9
La scoperta
Attraversai svelta lo svincolo I-10, mentre il sole tramontava alle mie spalle. Non vedevo granché, a parte le righe bianche e gialle sull'asfalto, e di tanto in tanto i cartelli verdi che mi guidavano verso ovest. Ormai avevo fretta.
Però non ero sicura del perché. Per uscire da quella situazione, probabilmente. Dal dolore, dalla tristezza e dalla nostalgia di amori perduti e impossibili. Anche dal mio corpo? Non riuscivo a pensare ad altre risposte. Ero decisa a porre le mie domande al Guaritore, ma sentivo che forse la decisione era presa. Squagliarmela. Rinunciare. Non mi ripetevo altro, cercando di venire a patti con quelle parole.
Se solo avessi trovato il modo di tenere Melanie lontana dalle grinfie della Cercatrice. Era molto difficile. No, impossibile.
Ma volevo provarci.
Glielo promisi, ma non mi stava ascoltando. Sognava ancora. Forse si era arresa, ora che arrendersi non serviva più a nulla.
Cercai di stare alla larga dal canyon rosso dei suoi pensieri, ma ero là con lei. Malgrado i miei tentativi di concentrarmi sulle automobili che mi sfrecciavano a fianco, gli aerei che fluttuavano verso la pista d'atterraggio, le poche nuvole sottili che passavano sopra la mia testa, non riuscivo a liberarmi dai suoi sogni. Memorizzai il volto di Jared da migliaia di angolazioni diverse. Vidi Jamie allungarsi in un impeto di crescita improvvisa, sempre pelle e ossa. Le mie braccia sentivano nostalgia di loro... no, era peggio che nostalgia, era un dolore affilato e violento. Intollerabile. Dovevo uscirne.
Guidavo meccanicamente lungo la statale a due corsie. Il deserto era persino più monotono e morto di prima. Piatto e privo di colore. Sarei arrivata a Tucson intorno all'ora di cena. Cena. Non avevo ancora mangiato, e quando me ne resi conto il mio stomaco brontolò.
La Cercatrice mi aspettava là. Sussultai, e per un istante la nausea prese il posto della fame. Automaticamente il piede si alzò dall'acceleratore.
Controllai la cartina sul sedile del passeggero. Ero nei dintorni di una piccola stazione di servizio, in un posto chiamato Picacho Peak. Forse era il caso di fermarmi a mangiare. Smettere, per qualche prezioso istante, di essere tormentata dall'immagine della Cercatrice.

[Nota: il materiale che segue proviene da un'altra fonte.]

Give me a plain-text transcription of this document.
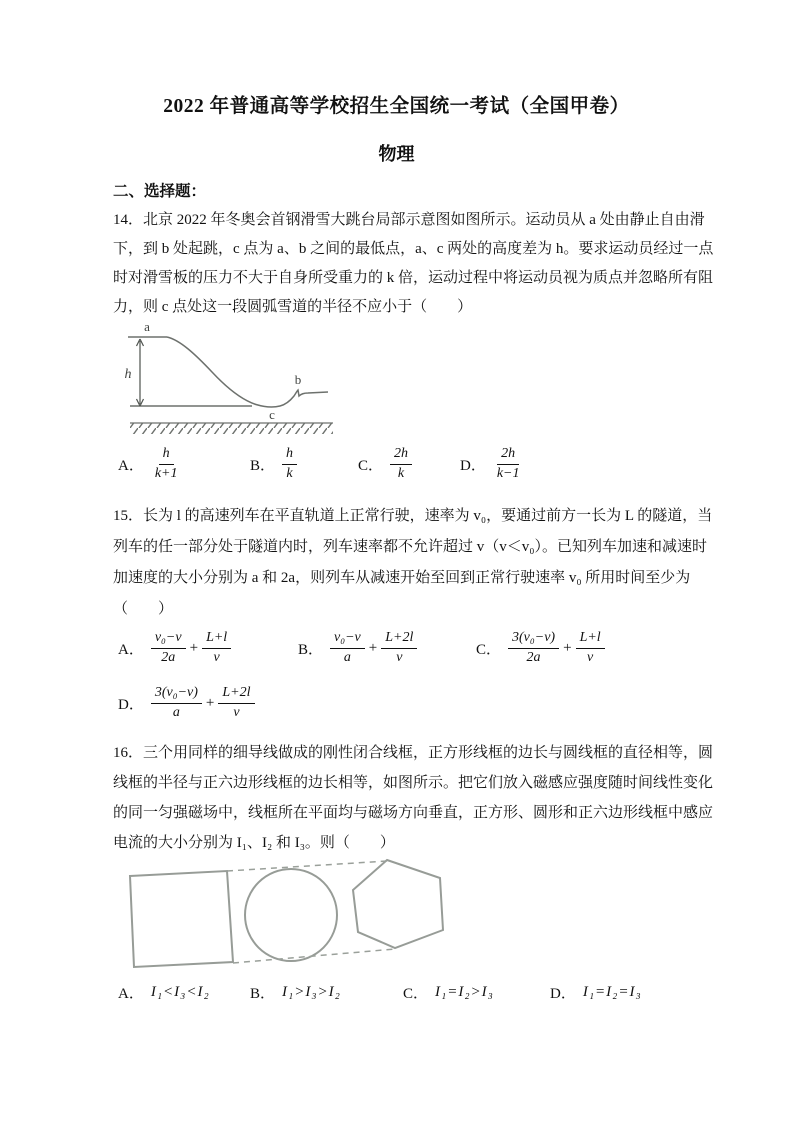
2022 年普通高等学校招生全国统一考试（全国甲卷）
物理
二、选择题：
14．北京 2022 年冬奥会首钢滑雪大跳台局部示意图如图所示。运动员从 a 处由静止自由滑
下，到 b 处起跳，c 点为 a、b 之间的最低点，a、c 两处的高度差为 h。要求运动员经过一点
时对滑雪板的压力不大于自身所受重力的 k 倍，运动过程中将运动员视为质点并忽略所有阻
力，则 c 点处这一段圆弧雪道的半径不应小于（　　）
a
h
c
b
A． $\frac{h}{k+1}$	B． $\frac{h}{k}$	C． $\frac{2h}{k}$	D． $\frac{2h}{k-1}$
15．长为 l 的高速列车在平直轨道上正常行驶，速率为 v₀，要通过前方一长为 L 的隧道，当
列车的任一部分处于隧道内时，列车速率都不允许超过 v（v＜v₀）。已知列车加速和减速时
加速度的大小分别为 a 和 2a，则列车从减速开始至回到正常行驶速率 v₀ 所用时间至少为
（　　）
A． $\frac{\text{v₀−v}}{2a} + \frac{L+l}{v}$	B． $\frac{\text{v₀−v}}{a} + \frac{L+2l}{v}$	C． $\frac{\text{3(v₀−v)}}{2a} + \frac{L+l}{v}$
D． $\frac{\text{3(v₀−v)}}{a} + \frac{L+2l}{v}$
16．三个用同样的细导线做成的刚性闭合线框，正方形线框的边长与圆线框的直径相等，圆
线框的半径与正六边形线框的边长相等，如图所示。把它们放入磁感应强度随时间线性变化
的同一匀强磁场中，线框所在平面均与磁场方向垂直，正方形、圆形和正六边形线框中感应
电流的大小分别为 I₁、I₂ 和 I₃。则（　　）
A． I₁<I₃<I₂	B． I₁>I₃>I₂	C． I₁=I₂>I₃	D． I₁=I₂=I₃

Quando pensai a quel nome a me sconosciuto - Picacho Peak - da Melanie giunse una reazione strana, indispettita. Non capivo. Ci era già stata? Cercai un ricordo, un'immagine o un odore che corrispondesse, senza trovare nulla. Picacho Peak. Di nuovo, una punta di interesse repressa da Melanie. Che senso aveva per lei quel nome? Fuggì da me ritirandosi nei ricordi lontani.
Una cima montana solitaria, che dominava le colline basse e scabre dei dintorni, faceva capolino all'orizzonte. Aveva una sagoma inusuale, originale. Melanie la vide avvicinarsi mentre procedevamo, ostentando indifferenza.
Perché si sforzava di comportarsi come se non le importasse nulla? Quando cercai di capirlo, fui disturbata dalla sua caparbietà. Non vedevo nulla al di là del solito muro. Sembrava più spesso del solito; e dire che pensavo fosse sparito.
Cercai di ignorarla... non volevo pensare che si stesse rafforzando. Mi concentrai sull'altura, ne seguii il contorno sullo sfondo del cielo caldo e pallido. Aveva un che di familiare. Qualcosa che ero sicura di riconoscere, malgrado fossi più che certa che né io né lei ci fossimo mai state.
Forse per tentare di distrarmi, Melanie si tuffò in un ricordo vivido di Jared, e mi colse di sorpresa.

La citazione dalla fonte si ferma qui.